Faculty members at Wichita State don’t just teach, they do research and collaborative work outside the university. They and their students act as ambassadors. This is how the CHP, Wichita State and the community will grow.

A community focus is important, Bibb said, because health is influenced by multiple determinants like the physical environment, social support and the availability of resources and activities promoting health. Wichita State can be the agent that brings all that together.

Building relationships

Bibb acknowledged that there was an important element of doing business in education, but she stressed that establishing relationships was her first priority. Although the college is already tightknit, Bibb said, she intends to make them her family.

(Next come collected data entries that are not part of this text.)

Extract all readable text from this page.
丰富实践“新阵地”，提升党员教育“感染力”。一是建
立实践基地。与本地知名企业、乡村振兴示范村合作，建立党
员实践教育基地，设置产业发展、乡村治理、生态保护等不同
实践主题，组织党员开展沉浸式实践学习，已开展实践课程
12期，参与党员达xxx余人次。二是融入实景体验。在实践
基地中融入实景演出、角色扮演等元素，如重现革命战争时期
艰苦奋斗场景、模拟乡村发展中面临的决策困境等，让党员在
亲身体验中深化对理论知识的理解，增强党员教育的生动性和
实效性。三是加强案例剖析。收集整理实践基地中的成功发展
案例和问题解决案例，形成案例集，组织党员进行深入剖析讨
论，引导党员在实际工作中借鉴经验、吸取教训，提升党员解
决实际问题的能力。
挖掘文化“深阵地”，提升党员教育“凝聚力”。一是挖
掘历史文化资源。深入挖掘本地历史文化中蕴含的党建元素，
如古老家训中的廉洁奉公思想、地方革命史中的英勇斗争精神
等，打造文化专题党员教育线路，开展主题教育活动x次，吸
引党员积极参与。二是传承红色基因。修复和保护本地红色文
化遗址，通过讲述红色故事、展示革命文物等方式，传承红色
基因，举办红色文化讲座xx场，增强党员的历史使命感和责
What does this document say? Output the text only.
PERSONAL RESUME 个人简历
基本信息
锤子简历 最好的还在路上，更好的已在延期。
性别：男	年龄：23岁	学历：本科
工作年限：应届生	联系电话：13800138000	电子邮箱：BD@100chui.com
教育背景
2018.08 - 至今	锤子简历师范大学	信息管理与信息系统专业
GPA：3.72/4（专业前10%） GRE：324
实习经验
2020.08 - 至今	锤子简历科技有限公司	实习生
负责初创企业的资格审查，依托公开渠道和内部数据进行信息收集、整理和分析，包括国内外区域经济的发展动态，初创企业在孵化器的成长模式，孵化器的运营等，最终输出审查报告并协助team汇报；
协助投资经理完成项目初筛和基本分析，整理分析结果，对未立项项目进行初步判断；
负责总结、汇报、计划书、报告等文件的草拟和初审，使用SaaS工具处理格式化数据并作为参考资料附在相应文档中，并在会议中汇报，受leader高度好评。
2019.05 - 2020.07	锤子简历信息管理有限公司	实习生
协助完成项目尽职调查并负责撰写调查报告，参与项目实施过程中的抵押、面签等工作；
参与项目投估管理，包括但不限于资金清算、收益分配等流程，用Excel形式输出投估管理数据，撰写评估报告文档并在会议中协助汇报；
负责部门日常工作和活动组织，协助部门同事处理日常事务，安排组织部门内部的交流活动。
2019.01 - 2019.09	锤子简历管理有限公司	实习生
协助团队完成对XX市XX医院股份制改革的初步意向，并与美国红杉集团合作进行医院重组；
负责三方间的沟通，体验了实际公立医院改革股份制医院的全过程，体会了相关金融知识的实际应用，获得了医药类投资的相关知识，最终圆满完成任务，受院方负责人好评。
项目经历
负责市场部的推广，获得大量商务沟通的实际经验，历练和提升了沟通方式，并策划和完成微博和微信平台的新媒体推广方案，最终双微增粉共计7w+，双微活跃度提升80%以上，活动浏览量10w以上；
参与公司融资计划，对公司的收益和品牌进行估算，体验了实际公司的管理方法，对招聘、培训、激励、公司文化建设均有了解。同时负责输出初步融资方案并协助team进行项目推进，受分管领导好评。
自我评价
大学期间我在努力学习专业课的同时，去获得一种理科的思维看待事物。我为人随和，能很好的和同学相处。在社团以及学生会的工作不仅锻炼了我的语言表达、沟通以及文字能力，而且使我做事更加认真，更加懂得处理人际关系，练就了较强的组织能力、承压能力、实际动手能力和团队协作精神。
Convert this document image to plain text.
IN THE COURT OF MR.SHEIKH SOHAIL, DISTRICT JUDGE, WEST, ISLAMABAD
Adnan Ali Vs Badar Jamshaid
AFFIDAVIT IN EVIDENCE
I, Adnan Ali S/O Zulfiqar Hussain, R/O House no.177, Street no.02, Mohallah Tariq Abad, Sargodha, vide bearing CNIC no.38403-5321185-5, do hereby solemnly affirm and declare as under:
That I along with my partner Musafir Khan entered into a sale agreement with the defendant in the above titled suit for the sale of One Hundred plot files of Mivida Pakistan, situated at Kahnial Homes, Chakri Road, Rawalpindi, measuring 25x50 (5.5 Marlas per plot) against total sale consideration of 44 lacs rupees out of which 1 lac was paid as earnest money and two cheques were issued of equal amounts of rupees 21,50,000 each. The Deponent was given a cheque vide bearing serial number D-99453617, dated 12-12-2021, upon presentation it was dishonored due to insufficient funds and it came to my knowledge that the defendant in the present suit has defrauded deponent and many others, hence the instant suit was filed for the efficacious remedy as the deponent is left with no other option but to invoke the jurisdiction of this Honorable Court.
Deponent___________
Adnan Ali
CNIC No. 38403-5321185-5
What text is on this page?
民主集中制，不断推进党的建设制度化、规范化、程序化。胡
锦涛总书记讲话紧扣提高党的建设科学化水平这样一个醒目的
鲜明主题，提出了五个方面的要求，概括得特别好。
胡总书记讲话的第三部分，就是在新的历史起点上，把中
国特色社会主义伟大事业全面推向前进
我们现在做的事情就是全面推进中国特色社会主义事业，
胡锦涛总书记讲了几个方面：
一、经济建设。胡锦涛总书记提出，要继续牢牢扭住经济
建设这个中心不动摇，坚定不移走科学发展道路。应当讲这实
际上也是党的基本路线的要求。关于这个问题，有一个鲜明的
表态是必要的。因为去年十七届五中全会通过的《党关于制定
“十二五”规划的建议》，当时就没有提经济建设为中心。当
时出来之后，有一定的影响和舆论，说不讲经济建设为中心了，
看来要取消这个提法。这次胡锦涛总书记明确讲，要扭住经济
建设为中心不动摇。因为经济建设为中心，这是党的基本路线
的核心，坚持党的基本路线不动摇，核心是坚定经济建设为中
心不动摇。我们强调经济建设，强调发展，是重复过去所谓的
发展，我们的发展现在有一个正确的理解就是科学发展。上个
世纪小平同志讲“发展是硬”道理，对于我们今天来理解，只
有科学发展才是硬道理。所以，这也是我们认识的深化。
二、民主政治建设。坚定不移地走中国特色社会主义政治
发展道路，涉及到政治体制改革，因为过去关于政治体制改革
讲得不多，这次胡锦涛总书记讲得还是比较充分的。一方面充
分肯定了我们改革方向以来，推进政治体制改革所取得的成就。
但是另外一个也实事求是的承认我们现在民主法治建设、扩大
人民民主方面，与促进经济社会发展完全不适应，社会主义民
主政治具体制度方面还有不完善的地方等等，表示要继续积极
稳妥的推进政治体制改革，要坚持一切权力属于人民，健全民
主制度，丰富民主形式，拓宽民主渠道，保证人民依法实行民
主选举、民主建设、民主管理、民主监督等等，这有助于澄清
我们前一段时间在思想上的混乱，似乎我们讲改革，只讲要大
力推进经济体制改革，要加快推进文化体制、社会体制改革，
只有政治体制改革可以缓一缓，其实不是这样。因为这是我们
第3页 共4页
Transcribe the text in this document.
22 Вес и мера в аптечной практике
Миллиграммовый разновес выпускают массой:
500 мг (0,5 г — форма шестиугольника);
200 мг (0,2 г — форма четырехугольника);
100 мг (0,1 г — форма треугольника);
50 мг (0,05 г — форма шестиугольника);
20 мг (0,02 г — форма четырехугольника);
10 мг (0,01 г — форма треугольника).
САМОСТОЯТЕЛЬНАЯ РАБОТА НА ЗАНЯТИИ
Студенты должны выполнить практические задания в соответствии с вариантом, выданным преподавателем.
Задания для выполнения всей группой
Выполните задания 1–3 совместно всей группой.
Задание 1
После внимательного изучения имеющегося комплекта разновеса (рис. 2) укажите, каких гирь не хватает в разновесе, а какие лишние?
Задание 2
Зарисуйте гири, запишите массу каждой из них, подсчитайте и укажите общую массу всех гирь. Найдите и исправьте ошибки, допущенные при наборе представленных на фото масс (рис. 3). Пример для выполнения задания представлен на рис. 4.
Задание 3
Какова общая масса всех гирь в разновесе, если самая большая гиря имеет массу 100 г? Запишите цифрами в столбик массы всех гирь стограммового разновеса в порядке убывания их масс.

“I’m very interested in establishing a sense of community,” she said. “The College of Health Professions has a lot of departments, but we all have one mission, one vision – leading change in health care education. No matter how you look at it, we’re all here for that purpose.”

To build that community, Bibb wants her students and faculty to get to know one other and understand what the other CHP programs are about. When they are all on the same page, she said, “then we can identify opportunities to collaborate and have some fun together.”

Bibb is no stranger to change, and she expects her presence in CHP to bring plenty of it.

“Whenever there is an introduction of change, there has to be this unfreezing to let the new piece in,” Bibb said, “which is me in this case. There are relationships that are already established without me being a part. I want to be part of this family. I think that will become a major strength in terms of us moving ahead and impacting change in health care education.”

To effect change beyond the college, Bibb said the key will be moving toward an interprofessional culture.

Modeling behavior

Bibb uses the term “interprofessional” broadly. She means it in the same sense as WSU President John Bardo when he established the goal for WSU to pioneer education across disciplines, integrating experience with learning, making connections between academic fields, society and culture. Bibb wants to set that keystone firmly in place not only between specialties in her college, but between CHP and other departments at Wichita State, and between WSU and the Wichita community.

Multidiscipinary teamwork is already stressed in the college’s Interprofessional Education program. Bibb wants even more interaction across disciplines in collaborative research and innovation to model interprofessional behavior for students and for the community.

Health care in the 21st Century has become global and technology driven, and Bibb is passionate about being at the front of that change. But, she says, health care delivery must remain patient-centered.

“We look at the needs of the patient and we look at health as more than the absence of disease,” Bibb explained. “In order to be patient-centered and focused on these holistic concepts, it takes a team. One person cannot do it.”

Bibb’s tenure as dean of the College of Health Professions begins Monday, Aug. 11.